Victoria visits Seattle on Tuesday, Prince George this weekend
Justin Kipkie celebrates with goaltender Jayden Kraus after scoring one his two goals against the Blazers in Kamloops on Sunday. ALLEN DOUGLAS PHOTOGRAPHY

Victoria Royals fans can be excused for rubbing their eyes as they do a double take when looking at the Western Hockey League standings. The table appears to be turned upside down from the previous three seasons.

The Royals (16-11-2) are fourth in the Western Conference after missing the playoffs the last two seasons and placing dead last in the bubble season before that. The defending WHL-champion Seattle Thunderbirds (11-10-1), who host the Royals tonight in Kent, are ninth in the Western Conference and currently out of a playoff position.
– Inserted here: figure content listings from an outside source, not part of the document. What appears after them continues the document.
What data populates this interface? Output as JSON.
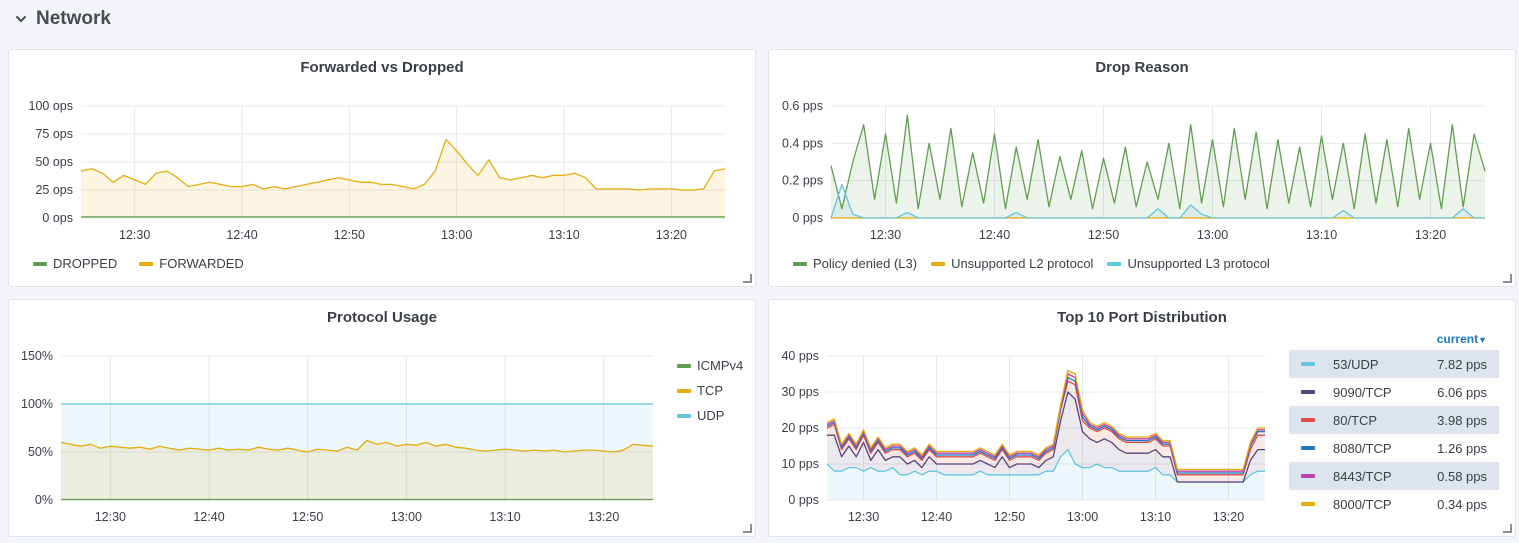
{
  "row": {
    "title": "Network"
  },
  "colors": {
    "green": "#629e51",
    "yellow": "#e5ac0e",
    "cyan": "#64c6e0",
    "purple": "#584477",
    "red": "#e24d42",
    "blue": "#1f78c1",
    "magenta": "#ba43a9",
    "grid": "#e6e8ec",
    "axis_text": "#3a3f47"
  },
  "panels": {
    "forwarded": {
      "title": "Forwarded vs Dropped",
      "legend": [
        {
          "label": "DROPPED",
          "color": "#629e51"
        },
        {
          "label": "FORWARDED",
          "color": "#e5ac0e"
        }
      ]
    },
    "drop_reason": {
      "title": "Drop Reason",
      "legend": [
        {
          "label": "Policy denied (L3)",
          "color": "#629e51"
        },
        {
          "label": "Unsupported L2 protocol",
          "color": "#e5ac0e"
        },
        {
          "label": "Unsupported L3 protocol",
          "color": "#64c6e0"
        }
      ]
    },
    "protocol": {
      "title": "Protocol Usage",
      "legend": [
        {
          "label": "ICMPv4",
          "color": "#629e51"
        },
        {
          "label": "TCP",
          "color": "#e5ac0e"
        },
        {
          "label": "UDP",
          "color": "#64c6e0"
        }
      ]
    },
    "ports": {
      "title": "Top 10 Port Distribution",
      "legend_header": "current",
      "legend": [
        {
          "label": "53/UDP",
          "value": "7.82 pps",
          "color": "#64c6e0"
        },
        {
          "label": "9090/TCP",
          "value": "6.06 pps",
          "color": "#584477"
        },
        {
          "label": "80/TCP",
          "value": "3.98 pps",
          "color": "#e24d42"
        },
        {
          "label": "8080/TCP",
          "value": "1.26 pps",
          "color": "#1f78c1"
        },
        {
          "label": "8443/TCP",
          "value": "0.58 pps",
          "color": "#ba43a9"
        },
        {
          "label": "8000/TCP",
          "value": "0.34 pps",
          "color": "#e5ac0e"
        }
      ]
    }
  },
  "chart_data": [
    {
      "type": "area",
      "title": "Forwarded vs Dropped",
      "x_ticks": [
        "12:30",
        "12:40",
        "12:50",
        "13:00",
        "13:10",
        "13:20"
      ],
      "y_ticks": [
        "0 ops",
        "25 ops",
        "50 ops",
        "75 ops",
        "100 ops"
      ],
      "x_range": [
        "12:25",
        "13:25"
      ],
      "ylim": [
        0,
        100
      ],
      "series": [
        {
          "name": "DROPPED",
          "values": [
            1,
            1,
            1,
            1,
            1,
            1,
            1,
            1,
            1,
            1,
            1,
            1,
            1,
            1,
            1,
            1,
            1,
            1,
            1,
            1,
            1,
            1,
            1,
            1,
            1,
            1,
            1,
            1,
            1,
            1,
            1,
            1,
            1,
            1,
            1,
            1,
            1,
            1,
            1,
            1,
            1,
            1,
            1,
            1,
            1,
            1,
            1,
            1,
            1,
            1,
            1,
            1,
            1,
            1,
            1,
            1,
            1,
            1,
            1,
            1,
            1
          ]
        },
        {
          "name": "FORWARDED",
          "values": [
            42,
            44,
            40,
            32,
            38,
            34,
            30,
            40,
            42,
            36,
            28,
            30,
            32,
            30,
            28,
            28,
            30,
            26,
            28,
            26,
            28,
            30,
            32,
            34,
            36,
            34,
            32,
            32,
            30,
            30,
            28,
            26,
            30,
            42,
            70,
            60,
            48,
            38,
            52,
            36,
            34,
            36,
            38,
            36,
            38,
            38,
            40,
            36,
            26,
            26,
            26,
            26,
            25,
            26,
            26,
            26,
            25,
            25,
            26,
            42,
            44
          ]
        }
      ]
    },
    {
      "type": "line",
      "title": "Drop Reason",
      "x_ticks": [
        "12:30",
        "12:40",
        "12:50",
        "13:00",
        "13:10",
        "13:20"
      ],
      "y_ticks": [
        "0 pps",
        "0.2 pps",
        "0.4 pps",
        "0.6 pps"
      ],
      "x_range": [
        "12:25",
        "13:25"
      ],
      "ylim": [
        0,
        0.6
      ],
      "series": [
        {
          "name": "Policy denied (L3)",
          "values": [
            0.28,
            0.05,
            0.3,
            0.5,
            0.1,
            0.45,
            0.08,
            0.55,
            0.05,
            0.4,
            0.1,
            0.48,
            0.06,
            0.35,
            0.08,
            0.45,
            0.05,
            0.38,
            0.1,
            0.42,
            0.06,
            0.33,
            0.1,
            0.36,
            0.05,
            0.32,
            0.08,
            0.38,
            0.06,
            0.3,
            0.1,
            0.4,
            0.05,
            0.5,
            0.08,
            0.42,
            0.06,
            0.48,
            0.1,
            0.46,
            0.05,
            0.42,
            0.08,
            0.38,
            0.06,
            0.44,
            0.1,
            0.4,
            0.05,
            0.45,
            0.08,
            0.42,
            0.06,
            0.48,
            0.1,
            0.4,
            0.05,
            0.5,
            0.06,
            0.45,
            0.25
          ]
        },
        {
          "name": "Unsupported L2 protocol",
          "values": [
            0,
            0,
            0,
            0,
            0,
            0,
            0,
            0,
            0,
            0,
            0,
            0,
            0,
            0,
            0,
            0,
            0,
            0,
            0,
            0,
            0,
            0,
            0,
            0,
            0,
            0,
            0,
            0,
            0,
            0,
            0,
            0,
            0,
            0,
            0,
            0,
            0,
            0,
            0,
            0,
            0,
            0,
            0,
            0,
            0,
            0,
            0,
            0,
            0,
            0,
            0,
            0,
            0,
            0,
            0,
            0,
            0,
            0,
            0,
            0,
            0
          ]
        },
        {
          "name": "Unsupported L3 protocol",
          "values": [
            0,
            0.18,
            0.02,
            0,
            0,
            0,
            0,
            0.03,
            0,
            0,
            0,
            0,
            0,
            0,
            0,
            0,
            0,
            0.03,
            0,
            0,
            0,
            0,
            0,
            0,
            0,
            0,
            0,
            0,
            0,
            0,
            0.05,
            0,
            0,
            0.07,
            0.02,
            0,
            0,
            0,
            0,
            0,
            0,
            0,
            0,
            0,
            0,
            0,
            0,
            0.04,
            0,
            0,
            0,
            0,
            0,
            0,
            0,
            0,
            0,
            0,
            0.05,
            0,
            0
          ]
        }
      ]
    },
    {
      "type": "area",
      "title": "Protocol Usage",
      "x_ticks": [
        "12:30",
        "12:40",
        "12:50",
        "13:00",
        "13:10",
        "13:20"
      ],
      "y_ticks": [
        "0%",
        "50%",
        "100%",
        "150%"
      ],
      "x_range": [
        "12:25",
        "13:25"
      ],
      "ylim": [
        0,
        150
      ],
      "series": [
        {
          "name": "ICMPv4",
          "values": [
            0.5,
            0.5,
            0.5,
            0.5,
            0.5,
            0.5,
            0.5,
            0.5,
            0.5,
            0.5,
            0.5,
            0.5,
            0.5,
            0.5,
            0.5,
            0.5,
            0.5,
            0.5,
            0.5,
            0.5,
            0.5,
            0.5,
            0.5,
            0.5,
            0.5,
            0.5,
            0.5,
            0.5,
            0.5,
            0.5,
            0.5,
            0.5,
            0.5,
            0.5,
            0.5,
            0.5,
            0.5,
            0.5,
            0.5,
            0.5,
            0.5,
            0.5,
            0.5,
            0.5,
            0.5,
            0.5,
            0.5,
            0.5,
            0.5,
            0.5,
            0.5,
            0.5,
            0.5,
            0.5,
            0.5,
            0.5,
            0.5,
            0.5,
            0.5,
            0.5,
            0.5
          ]
        },
        {
          "name": "TCP",
          "values": [
            60,
            58,
            56,
            58,
            54,
            56,
            55,
            54,
            55,
            53,
            56,
            54,
            52,
            54,
            53,
            52,
            54,
            52,
            53,
            52,
            55,
            53,
            52,
            54,
            52,
            50,
            53,
            52,
            51,
            55,
            52,
            62,
            58,
            60,
            56,
            58,
            57,
            60,
            56,
            58,
            55,
            54,
            52,
            51,
            52,
            53,
            52,
            51,
            52,
            51,
            52,
            50,
            51,
            52,
            52,
            51,
            50,
            52,
            58,
            57,
            56
          ]
        },
        {
          "name": "UDP",
          "values": [
            100,
            100,
            100,
            100,
            100,
            100,
            100,
            100,
            100,
            100,
            100,
            100,
            100,
            100,
            100,
            100,
            100,
            100,
            100,
            100,
            100,
            100,
            100,
            100,
            100,
            100,
            100,
            100,
            100,
            100,
            100,
            100,
            100,
            100,
            100,
            100,
            100,
            100,
            100,
            100,
            100,
            100,
            100,
            100,
            100,
            100,
            100,
            100,
            100,
            100,
            100,
            100,
            100,
            100,
            100,
            100,
            100,
            100,
            100,
            100,
            100
          ]
        }
      ]
    },
    {
      "type": "area",
      "title": "Top 10 Port Distribution",
      "stacked": true,
      "x_ticks": [
        "12:30",
        "12:40",
        "12:50",
        "13:00",
        "13:10",
        "13:20"
      ],
      "y_ticks": [
        "0 pps",
        "10 pps",
        "20 pps",
        "30 pps",
        "40 pps"
      ],
      "x_range": [
        "12:25",
        "13:25"
      ],
      "ylim": [
        0,
        40
      ],
      "series": [
        {
          "name": "53/UDP",
          "values": [
            10,
            8,
            8,
            9,
            9,
            8,
            9,
            8,
            8,
            9,
            7,
            7,
            8,
            7,
            8,
            8,
            7,
            7,
            7,
            7,
            7,
            8,
            7,
            7,
            7,
            7,
            7,
            7,
            7,
            7,
            8,
            8,
            12,
            14,
            10,
            9,
            9,
            10,
            9,
            9,
            8,
            8,
            8,
            8,
            8,
            9,
            7,
            7,
            5,
            5,
            5,
            5,
            5,
            5,
            5,
            5,
            5,
            5,
            7,
            8,
            8
          ]
        },
        {
          "name": "9090/TCP",
          "values": [
            8,
            10,
            4,
            6,
            3,
            8,
            2,
            6,
            3,
            3,
            5,
            3,
            3,
            2,
            4,
            2,
            3,
            3,
            3,
            3,
            3,
            3,
            3,
            2,
            5,
            2,
            3,
            3,
            3,
            2,
            3,
            4,
            10,
            16,
            18,
            10,
            8,
            6,
            8,
            7,
            6,
            5,
            5,
            5,
            5,
            5,
            5,
            5,
            0,
            0,
            0,
            0,
            0,
            0,
            0,
            0,
            0,
            0,
            4,
            6,
            6
          ]
        },
        {
          "name": "80/TCP",
          "values": [
            2,
            3,
            2,
            2,
            2,
            2,
            2,
            2,
            2,
            2,
            2,
            2,
            2,
            2,
            2,
            2,
            2,
            2,
            2,
            2,
            2,
            2,
            2,
            2,
            2,
            2,
            2,
            2,
            2,
            2,
            2,
            2,
            3,
            3,
            4,
            3,
            3,
            3,
            3,
            3,
            3,
            3,
            3,
            3,
            3,
            3,
            3,
            3,
            2,
            2,
            2,
            2,
            2,
            2,
            2,
            2,
            2,
            2,
            3,
            4,
            4
          ]
        },
        {
          "name": "8080/TCP",
          "values": [
            0.5,
            0.5,
            0.5,
            0.5,
            0.5,
            0.5,
            0.5,
            0.5,
            0.5,
            0.5,
            0.5,
            0.5,
            0.5,
            0.5,
            0.5,
            0.5,
            0.5,
            0.5,
            0.5,
            0.5,
            0.5,
            0.5,
            0.5,
            0.5,
            0.5,
            0.5,
            0.5,
            0.5,
            0.5,
            0.5,
            0.5,
            0.5,
            0.5,
            1,
            1,
            1,
            0.5,
            0.5,
            0.5,
            0.5,
            0.5,
            0.5,
            0.5,
            0.5,
            0.5,
            0.5,
            0.5,
            0.5,
            0.5,
            0.5,
            0.5,
            0.5,
            0.5,
            0.5,
            0.5,
            0.5,
            0.5,
            0.5,
            1,
            1,
            1
          ]
        },
        {
          "name": "8443/TCP",
          "values": [
            0.5,
            0.5,
            0.5,
            0.5,
            0.5,
            0.5,
            0.5,
            0.5,
            0.5,
            0.5,
            0.5,
            0.5,
            0.5,
            0.5,
            0.5,
            0.5,
            0.5,
            0.5,
            0.5,
            0.5,
            0.5,
            0.5,
            0.5,
            0.5,
            0.5,
            0.5,
            0.5,
            0.5,
            0.5,
            0.5,
            0.5,
            0.5,
            0.5,
            1,
            1,
            1,
            0.5,
            0.5,
            0.5,
            0.5,
            0.5,
            0.5,
            0.5,
            0.5,
            0.5,
            0.5,
            0.5,
            0.5,
            0.5,
            0.5,
            0.5,
            0.5,
            0.5,
            0.5,
            0.5,
            0.5,
            0.5,
            0.5,
            0.5,
            0.5,
            0.5
          ]
        },
        {
          "name": "8000/TCP",
          "values": [
            0.5,
            0.5,
            0.5,
            0.5,
            0.5,
            0.5,
            0.5,
            0.5,
            0.5,
            0.5,
            0.5,
            0.5,
            0.5,
            0.5,
            0.5,
            0.5,
            0.5,
            0.5,
            0.5,
            0.5,
            0.5,
            0.5,
            0.5,
            0.5,
            0.5,
            0.5,
            0.5,
            0.5,
            0.5,
            0.5,
            0.5,
            0.5,
            0.5,
            1,
            1,
            1,
            0.5,
            0.5,
            0.5,
            0.5,
            0.5,
            0.5,
            0.5,
            0.5,
            0.5,
            0.5,
            0.5,
            0.5,
            0.5,
            0.5,
            0.5,
            0.5,
            0.5,
            0.5,
            0.5,
            0.5,
            0.5,
            0.5,
            0.5,
            0.5,
            0.5
          ]
        }
      ]
    }
  ]
}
The Royals got the best of another recent powerhouse and now-rebuilding team by taking six of a possible eight points in their four-consecutive games against the Western Conference bottom-dwelling Kamloops Blazers (7-16-5), culminating in Sunday afternoon’s 6-3 victory before 3,903 fans at the Sandman Centre in Kamloops.

The Royals’ season has been driven by blue line play, even offensively, and that was again evident Sunday as Justin Kipkie scored twice, Austin Zemlak once while Nate Misskey added three assists.

Misskey with 27 points and Kipkie with 23 are in the top 10 for points by WHL defencemen.

“I think our D corps has been doing well and moving pucks up,” said Misskey, during a practice session.

“We can always be better in our D zone and will keep working on that.”

Kipkie, selected by the Arizona Coyotes in this year’s NHL draft, has seven goals and is tied for third among WHL blue-liners. The Coyotes sent former NHL defenceman Kurtis Foster from their player development staff up to work with Kipkie last week during Royals practices at Save-on-Foods Memorial Centre.

“Every NHL team now has two-to-five development coaches,” said Royals head coach James Patrick.

“Last season with Matt Savoie [when Patrick coached the ­Winnipeg Ice], we had someone from the Buffalo Sabres at 65 of our 68 games. They came to a lot of our practices, too. These are the resources NHL teams are ­putting into development.”

Patrick doesn’t mind the added NHL developmental eyes and help on the ice but with a stipulation: “I have no problem having them on the ice. All I ask is come and work with your player but if you have any advice for other players [impart that, too]. They know we are the coaches here and we have our system. But they have a lot of helpful feedback. They want to work with us.”

It also doesn’t hurt for undrafted players — such as Royals forwards Tanner Scott, Reggie Newman and Escalus Burlock who also scored Sunday in Kamloops — to help get noticed up close in practice by NHL personnel.

Misskey, meanwhile, is ­showing why he was invited to the NHL rookie camp of the Edmonton Oilers.

“We have to work and do our jobs and play our systems,” said Misskey, of the five-game road trip, which began with the two-game sweep in Kamloops followed by tonight against the Thunderbirds in Kent and then Friday and Saturday in Prince George against the CHL national top-ranked Cougars.

“Battling and competing is the key to us having success.”

That is being reflected in the standings, much to the relief of previously-suffering Royals fans, who are beginning to see a glimmer.

“[To] get those six points [against Kamloops] is huge as we move on to the rest of the road trip,” said Kipkie, in a statement.